The 3 AM page is the same. What changes is the 45-second read after it. By the time you open your laptop, NetPulse has already correlated the probe spike against the BGP feed, determined whether the degradation is internal or upstream, checked how many peer networks on the same ISP are affected, and written a recommended action. You either confirm "not us, monitoring" and go back to sleep or you see "INTERNAL · hop 2 · your AS" and know exactly where to start.
The BGP evidence stack UPDATE timestamp, prefix, old and new AS paths, peer count is already formatted for an ISP escalation. You don't write it from your incident notes at 4 AM. You copy it from the RCA card.
The dashboard gives leadership a real-time network health view without requiring an engineer to translate it on a call. Every confirmed incident is stored with its full RCA summary classification, duration, peer scope, resolution timestamp. MTTR metrics are not self-reported; they're calculated from the anomaly detection and resolution timestamps in ClickHouse. The weekly digest surfaces the pattern: which targets degraded, which ISPs were responsible, how long before each resolved.
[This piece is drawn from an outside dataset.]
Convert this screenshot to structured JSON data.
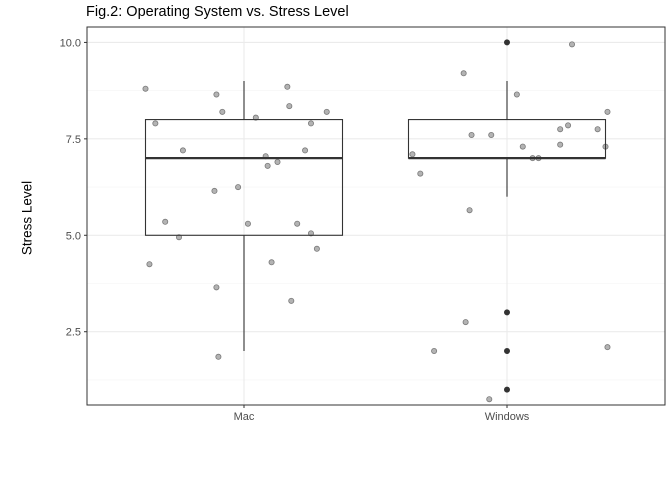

When a service latency SLO is breaching, the first question is always: is this the application or the infrastructure? NetPulse answers the network half of that question with precision. A TCP Force SYN probe to the affected service's port shows whether the network-layer RTT is elevated. If it is, and it correlates with a BGP route change at hop 4, you've ruled out the application in under two minutes and you have the routing evidence to share with the network team. If the network RTT is nominal, the fault is in the application layer, and you stop investigating infrastructure.
DSCP probing adds another dimension for SREs managing real-time traffic. If your voice or video service degrades and DSCP probing shows EF latency converging with CS0 latency at a carrier hop, you've identified a QoS failure at the infrastructure level not a bug in your application.
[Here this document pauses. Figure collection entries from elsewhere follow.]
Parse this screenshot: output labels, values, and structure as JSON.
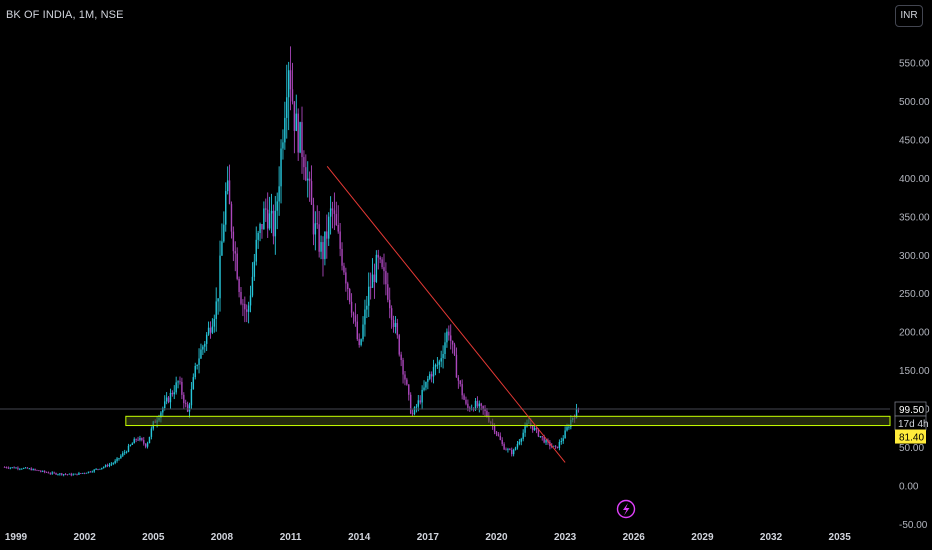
{
  "header": {
    "symbol_title": "BK OF INDIA, 1M, NSE",
    "currency_label": "INR"
  },
  "colors": {
    "background": "#000000",
    "candle_up": "#26c6da",
    "candle_down": "#ab47bc",
    "trendline": "#e53935",
    "support_zone_border": "#c6ff00",
    "support_zone_fill": "#3f4a1a",
    "last_price_line": "#434651",
    "low_label_bg": "#ffeb3b"
  },
  "icons": {
    "lightning": "lightning-icon"
  },
  "chart_data": {
    "type": "candlestick",
    "title": "BK OF INDIA, 1M, NSE",
    "y_axis": {
      "min": -50,
      "max": 600,
      "ticks": [
        -50,
        0,
        50,
        100,
        150,
        200,
        250,
        300,
        350,
        400,
        450,
        500,
        550
      ],
      "tick_labels": [
        "-50.00",
        "0.00",
        "50.00",
        "100.00",
        "150.00",
        "200.00",
        "250.00",
        "300.00",
        "350.00",
        "400.00",
        "450.00",
        "500.00",
        "550.00"
      ]
    },
    "x_axis": {
      "min": 1998.3,
      "max": 2037.2,
      "ticks": [
        1999,
        2002,
        2005,
        2008,
        2011,
        2014,
        2017,
        2020,
        2023,
        2026,
        2029,
        2032,
        2035
      ],
      "tick_labels": [
        "1999",
        "2002",
        "2005",
        "2008",
        "2011",
        "2014",
        "2017",
        "2020",
        "2023",
        "2026",
        "2029",
        "2032",
        "2035"
      ]
    },
    "price_path": [
      [
        1998.5,
        24
      ],
      [
        1999.5,
        22
      ],
      [
        2000.5,
        16
      ],
      [
        2001.5,
        14
      ],
      [
        2002.2,
        18
      ],
      [
        2002.8,
        24
      ],
      [
        2003.3,
        30
      ],
      [
        2003.8,
        45
      ],
      [
        2004.3,
        62
      ],
      [
        2004.7,
        52
      ],
      [
        2005.0,
        80
      ],
      [
        2005.6,
        110
      ],
      [
        2006.1,
        135
      ],
      [
        2006.5,
        95
      ],
      [
        2006.9,
        160
      ],
      [
        2007.4,
        200
      ],
      [
        2007.8,
        240
      ],
      [
        2008.2,
        390
      ],
      [
        2008.5,
        320
      ],
      [
        2008.8,
        250
      ],
      [
        2009.1,
        220
      ],
      [
        2009.5,
        310
      ],
      [
        2009.9,
        360
      ],
      [
        2010.3,
        330
      ],
      [
        2010.6,
        440
      ],
      [
        2010.9,
        560
      ],
      [
        2011.2,
        470
      ],
      [
        2011.6,
        430
      ],
      [
        2012.0,
        340
      ],
      [
        2012.4,
        300
      ],
      [
        2012.8,
        360
      ],
      [
        2013.3,
        290
      ],
      [
        2013.7,
        230
      ],
      [
        2014.0,
        175
      ],
      [
        2014.4,
        250
      ],
      [
        2014.8,
        290
      ],
      [
        2015.2,
        260
      ],
      [
        2015.6,
        200
      ],
      [
        2016.0,
        140
      ],
      [
        2016.3,
        90
      ],
      [
        2016.7,
        115
      ],
      [
        2017.1,
        145
      ],
      [
        2017.5,
        160
      ],
      [
        2017.9,
        205
      ],
      [
        2018.3,
        140
      ],
      [
        2018.7,
        100
      ],
      [
        2019.1,
        105
      ],
      [
        2019.5,
        95
      ],
      [
        2019.9,
        75
      ],
      [
        2020.3,
        50
      ],
      [
        2020.7,
        42
      ],
      [
        2021.1,
        65
      ],
      [
        2021.4,
        82
      ],
      [
        2021.8,
        68
      ],
      [
        2022.2,
        55
      ],
      [
        2022.6,
        48
      ],
      [
        2022.9,
        62
      ],
      [
        2023.3,
        88
      ],
      [
        2023.6,
        99.5
      ]
    ],
    "trendline": {
      "start": [
        2012.6,
        415
      ],
      "end": [
        2023.0,
        30
      ]
    },
    "support_zone": {
      "y_low": 78,
      "y_high": 90,
      "x_start": 2003.8
    },
    "last_price": 99.5,
    "price_labels": {
      "last": "99.50",
      "countdown": "17d 4h",
      "low_marker": "81.40"
    }
  }
}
The network event is the same. The difference is in what happens to your team while it's occurring.
| Metric | Without NetPulse | With NetPulse |
|---|---|---|
| Time to classify internal vs. upstream | 30–90 minutes | ~41 seconds |
| Engineers required at 3 AM | 2–3 (war room) | 0–1 (read card, decide, sleep) |
| ISP escalation evidence | "Latency spiked around that time" | BGP UPDATE timestamp, prefix, AS-PATH before/after, peer count |
| SRE network triage | Manual traceroute + guesswork | TCP SYN RTT vs. service p99 network ruled in/out in 2 min |
| QoS visibility | None (static config, no verification) | Per-hop latency by DSCP class remarking detected in real time |
| MTU black hole detection | Found when a developer files a bug | Detected within 5-second probe window |
| BGP hijack detection | Not monitored | Immediate alert on new origin ASN no probe anomaly required |
| Alert noise | High static thresholds, many false positives | Low 2σ + PELT + 90s confirmation. Target: >85% genuine |
If your team runs incident drills where the answer is "probably the ISP" and the evidence is "latency was high" NetPulse is the tool that changes that. Every incident. Every time.